The intensity of his words unnerved her. Well she understood the pain of losing someone you loved, the emptiness and the loss. Except life cared naught for your pain, or hurt, but moved on. ’Twas you who chose to step forward or to remain buried within your grief.
“Was your brother killed?”
Patrik laid the charred shaft at his side. “Nay. But to them I am dead.”
Them? He had more than one brother alive?
Cristina’s eyes widened with questions, but Patrik remained silent. A fool he was for telling the lass anything of the MacGruders. He barely knew her. But as he’d held the arrow, emotions had stormed him, the pain immense. And he’d found admitting the truth to her had brought a wisp of relief.
Blast it, he wanted his brothers back, he wanted to use the surname MacGruder, desperately so. With their love and support during the years when he’d struggled to find stability after his family’s death, how could he not?
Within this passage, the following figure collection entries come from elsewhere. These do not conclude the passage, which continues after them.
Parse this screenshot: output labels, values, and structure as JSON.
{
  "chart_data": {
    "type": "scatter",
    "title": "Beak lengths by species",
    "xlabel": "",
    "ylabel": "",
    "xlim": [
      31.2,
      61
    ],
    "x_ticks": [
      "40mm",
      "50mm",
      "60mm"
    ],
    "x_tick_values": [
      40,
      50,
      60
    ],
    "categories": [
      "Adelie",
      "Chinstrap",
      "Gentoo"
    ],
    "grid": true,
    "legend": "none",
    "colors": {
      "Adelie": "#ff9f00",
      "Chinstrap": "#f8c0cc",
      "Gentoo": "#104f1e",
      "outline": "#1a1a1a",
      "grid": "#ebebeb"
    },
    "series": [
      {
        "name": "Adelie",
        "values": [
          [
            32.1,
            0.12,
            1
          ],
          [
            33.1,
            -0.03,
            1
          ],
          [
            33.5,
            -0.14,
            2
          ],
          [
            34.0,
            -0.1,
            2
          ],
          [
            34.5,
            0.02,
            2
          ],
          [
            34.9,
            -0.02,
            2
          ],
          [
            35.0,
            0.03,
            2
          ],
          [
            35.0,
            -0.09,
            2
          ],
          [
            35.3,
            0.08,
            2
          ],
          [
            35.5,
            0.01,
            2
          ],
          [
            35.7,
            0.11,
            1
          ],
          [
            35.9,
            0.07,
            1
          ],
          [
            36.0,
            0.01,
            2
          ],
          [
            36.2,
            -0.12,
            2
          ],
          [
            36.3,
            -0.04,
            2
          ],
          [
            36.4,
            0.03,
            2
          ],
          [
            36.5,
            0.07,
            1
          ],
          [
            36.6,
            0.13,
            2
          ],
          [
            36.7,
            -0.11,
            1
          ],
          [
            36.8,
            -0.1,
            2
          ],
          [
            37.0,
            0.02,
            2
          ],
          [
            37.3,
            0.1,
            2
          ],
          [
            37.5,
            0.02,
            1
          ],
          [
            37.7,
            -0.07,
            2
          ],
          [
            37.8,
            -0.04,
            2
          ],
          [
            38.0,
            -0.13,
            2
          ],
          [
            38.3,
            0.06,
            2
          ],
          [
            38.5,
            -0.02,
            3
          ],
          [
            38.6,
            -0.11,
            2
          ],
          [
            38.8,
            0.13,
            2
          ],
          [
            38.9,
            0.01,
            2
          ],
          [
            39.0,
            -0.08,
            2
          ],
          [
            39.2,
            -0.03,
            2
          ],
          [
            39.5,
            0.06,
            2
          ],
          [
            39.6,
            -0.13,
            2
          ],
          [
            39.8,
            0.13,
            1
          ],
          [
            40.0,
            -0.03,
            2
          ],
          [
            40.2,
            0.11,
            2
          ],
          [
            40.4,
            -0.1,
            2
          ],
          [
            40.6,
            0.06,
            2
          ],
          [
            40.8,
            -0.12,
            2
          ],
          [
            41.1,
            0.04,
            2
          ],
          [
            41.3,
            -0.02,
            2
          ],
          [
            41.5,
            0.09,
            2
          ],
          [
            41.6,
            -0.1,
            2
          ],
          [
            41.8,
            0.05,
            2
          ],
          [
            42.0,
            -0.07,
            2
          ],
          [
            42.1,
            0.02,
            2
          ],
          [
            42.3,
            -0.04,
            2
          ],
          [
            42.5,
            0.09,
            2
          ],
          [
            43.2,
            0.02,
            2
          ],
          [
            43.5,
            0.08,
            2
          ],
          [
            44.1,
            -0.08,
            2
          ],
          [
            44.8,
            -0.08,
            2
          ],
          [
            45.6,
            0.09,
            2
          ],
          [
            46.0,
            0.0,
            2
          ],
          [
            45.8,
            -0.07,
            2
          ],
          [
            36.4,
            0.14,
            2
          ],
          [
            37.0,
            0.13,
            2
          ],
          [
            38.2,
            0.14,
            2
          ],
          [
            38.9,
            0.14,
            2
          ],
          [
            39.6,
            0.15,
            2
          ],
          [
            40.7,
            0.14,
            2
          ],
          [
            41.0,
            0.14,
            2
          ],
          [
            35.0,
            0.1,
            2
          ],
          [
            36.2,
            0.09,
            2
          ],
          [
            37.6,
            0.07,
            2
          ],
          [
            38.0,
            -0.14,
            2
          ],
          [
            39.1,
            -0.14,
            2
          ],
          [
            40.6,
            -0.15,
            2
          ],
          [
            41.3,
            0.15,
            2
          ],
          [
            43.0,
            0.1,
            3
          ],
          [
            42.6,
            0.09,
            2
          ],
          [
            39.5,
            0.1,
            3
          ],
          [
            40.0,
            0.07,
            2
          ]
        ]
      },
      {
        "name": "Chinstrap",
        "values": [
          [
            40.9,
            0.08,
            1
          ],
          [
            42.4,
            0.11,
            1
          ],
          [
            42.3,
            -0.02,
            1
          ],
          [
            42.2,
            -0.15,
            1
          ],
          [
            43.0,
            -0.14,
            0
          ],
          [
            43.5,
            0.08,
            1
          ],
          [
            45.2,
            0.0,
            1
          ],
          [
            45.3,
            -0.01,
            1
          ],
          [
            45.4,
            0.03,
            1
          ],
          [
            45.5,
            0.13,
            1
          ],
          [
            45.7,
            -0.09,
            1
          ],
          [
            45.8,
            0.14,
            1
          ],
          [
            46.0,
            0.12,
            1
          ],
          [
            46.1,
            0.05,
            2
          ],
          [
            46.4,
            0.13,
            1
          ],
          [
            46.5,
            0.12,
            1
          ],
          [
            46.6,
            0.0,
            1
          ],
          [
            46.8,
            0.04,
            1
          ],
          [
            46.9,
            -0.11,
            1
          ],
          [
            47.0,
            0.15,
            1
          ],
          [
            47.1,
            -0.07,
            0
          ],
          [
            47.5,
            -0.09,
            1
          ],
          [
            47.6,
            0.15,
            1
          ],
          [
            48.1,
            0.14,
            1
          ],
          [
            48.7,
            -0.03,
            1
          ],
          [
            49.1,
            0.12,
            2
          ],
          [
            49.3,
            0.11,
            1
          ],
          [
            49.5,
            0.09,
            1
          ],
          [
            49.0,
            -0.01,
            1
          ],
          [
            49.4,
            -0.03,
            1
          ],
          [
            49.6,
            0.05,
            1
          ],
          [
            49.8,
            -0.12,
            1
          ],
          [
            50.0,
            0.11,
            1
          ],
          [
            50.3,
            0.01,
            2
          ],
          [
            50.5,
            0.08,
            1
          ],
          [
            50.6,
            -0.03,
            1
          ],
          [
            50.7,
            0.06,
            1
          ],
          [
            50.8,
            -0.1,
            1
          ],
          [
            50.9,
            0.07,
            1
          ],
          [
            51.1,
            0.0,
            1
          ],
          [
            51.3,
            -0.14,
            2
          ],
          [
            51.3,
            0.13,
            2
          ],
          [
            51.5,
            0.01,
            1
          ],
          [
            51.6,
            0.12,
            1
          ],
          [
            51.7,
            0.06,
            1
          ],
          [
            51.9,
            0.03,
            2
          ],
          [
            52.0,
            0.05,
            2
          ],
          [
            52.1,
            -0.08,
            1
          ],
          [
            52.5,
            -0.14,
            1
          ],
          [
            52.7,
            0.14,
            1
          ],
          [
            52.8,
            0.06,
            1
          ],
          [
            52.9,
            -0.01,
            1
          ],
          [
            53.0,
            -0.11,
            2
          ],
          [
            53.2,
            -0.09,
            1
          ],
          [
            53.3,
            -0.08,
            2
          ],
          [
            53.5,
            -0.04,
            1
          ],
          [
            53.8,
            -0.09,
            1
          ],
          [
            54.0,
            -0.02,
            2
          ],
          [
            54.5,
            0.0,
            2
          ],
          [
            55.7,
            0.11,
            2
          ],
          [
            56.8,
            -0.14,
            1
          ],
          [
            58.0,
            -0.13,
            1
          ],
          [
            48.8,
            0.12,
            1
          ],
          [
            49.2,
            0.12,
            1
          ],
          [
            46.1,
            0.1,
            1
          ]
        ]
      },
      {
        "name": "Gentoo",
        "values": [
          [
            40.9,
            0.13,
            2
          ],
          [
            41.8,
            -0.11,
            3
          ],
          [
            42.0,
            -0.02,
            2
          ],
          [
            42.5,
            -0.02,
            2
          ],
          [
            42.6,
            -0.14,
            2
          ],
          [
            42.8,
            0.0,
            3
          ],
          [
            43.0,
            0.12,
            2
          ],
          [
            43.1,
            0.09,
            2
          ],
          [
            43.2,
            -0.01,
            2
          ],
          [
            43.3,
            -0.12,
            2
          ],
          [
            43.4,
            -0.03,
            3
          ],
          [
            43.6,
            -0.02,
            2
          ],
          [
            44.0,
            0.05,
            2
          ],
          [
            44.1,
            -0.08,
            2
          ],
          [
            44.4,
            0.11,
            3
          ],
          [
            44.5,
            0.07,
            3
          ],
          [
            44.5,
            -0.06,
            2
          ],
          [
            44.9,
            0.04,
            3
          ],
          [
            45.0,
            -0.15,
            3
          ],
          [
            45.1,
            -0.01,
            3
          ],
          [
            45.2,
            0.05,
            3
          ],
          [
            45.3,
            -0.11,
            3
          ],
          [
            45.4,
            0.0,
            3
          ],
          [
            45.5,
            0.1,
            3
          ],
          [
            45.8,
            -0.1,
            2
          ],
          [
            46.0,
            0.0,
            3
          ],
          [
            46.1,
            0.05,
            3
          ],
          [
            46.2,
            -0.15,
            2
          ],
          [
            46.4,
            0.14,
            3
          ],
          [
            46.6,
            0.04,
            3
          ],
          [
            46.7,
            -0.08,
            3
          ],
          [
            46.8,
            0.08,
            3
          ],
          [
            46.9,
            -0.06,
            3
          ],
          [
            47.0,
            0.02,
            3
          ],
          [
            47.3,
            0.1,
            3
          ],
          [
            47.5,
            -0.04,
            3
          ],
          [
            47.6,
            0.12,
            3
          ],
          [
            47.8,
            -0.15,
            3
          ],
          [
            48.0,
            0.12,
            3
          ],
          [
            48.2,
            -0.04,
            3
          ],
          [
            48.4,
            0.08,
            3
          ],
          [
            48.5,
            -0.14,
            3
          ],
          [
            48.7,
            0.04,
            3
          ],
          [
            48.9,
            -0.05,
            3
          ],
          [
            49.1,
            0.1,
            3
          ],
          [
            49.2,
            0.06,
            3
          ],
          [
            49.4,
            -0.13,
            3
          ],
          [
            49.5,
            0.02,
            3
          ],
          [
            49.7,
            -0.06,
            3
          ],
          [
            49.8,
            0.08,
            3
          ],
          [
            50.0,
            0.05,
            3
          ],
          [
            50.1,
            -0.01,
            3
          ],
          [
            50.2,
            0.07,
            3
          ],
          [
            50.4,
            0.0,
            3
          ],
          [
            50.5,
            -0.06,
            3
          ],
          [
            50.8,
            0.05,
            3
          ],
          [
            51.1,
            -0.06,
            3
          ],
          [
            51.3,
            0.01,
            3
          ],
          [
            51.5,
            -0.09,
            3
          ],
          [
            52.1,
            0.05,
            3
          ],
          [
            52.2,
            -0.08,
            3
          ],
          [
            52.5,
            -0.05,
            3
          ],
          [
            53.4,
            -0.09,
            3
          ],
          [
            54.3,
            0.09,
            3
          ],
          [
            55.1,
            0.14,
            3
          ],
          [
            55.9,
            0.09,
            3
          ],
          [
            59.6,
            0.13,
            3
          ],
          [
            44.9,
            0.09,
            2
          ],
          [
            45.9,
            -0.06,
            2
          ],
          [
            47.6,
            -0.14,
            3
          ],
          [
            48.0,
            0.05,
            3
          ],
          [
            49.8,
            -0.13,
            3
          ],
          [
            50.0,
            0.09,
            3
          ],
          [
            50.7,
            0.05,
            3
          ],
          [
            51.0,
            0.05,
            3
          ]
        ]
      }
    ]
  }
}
Grief washed through him as he studied Cristina. A stranger? Mayhap, considering the amount of time he’d known her, but something about her drew him, had from the start. Her beauty he couldn’t deny, nor the desires she inspired, but what lured him was more than the intrigue of the flesh. From the bits of her life she’d shared, he sensed she carried enormous hurt, pain carved by years of suffering, emotions only those who had survived similar ordeals understood.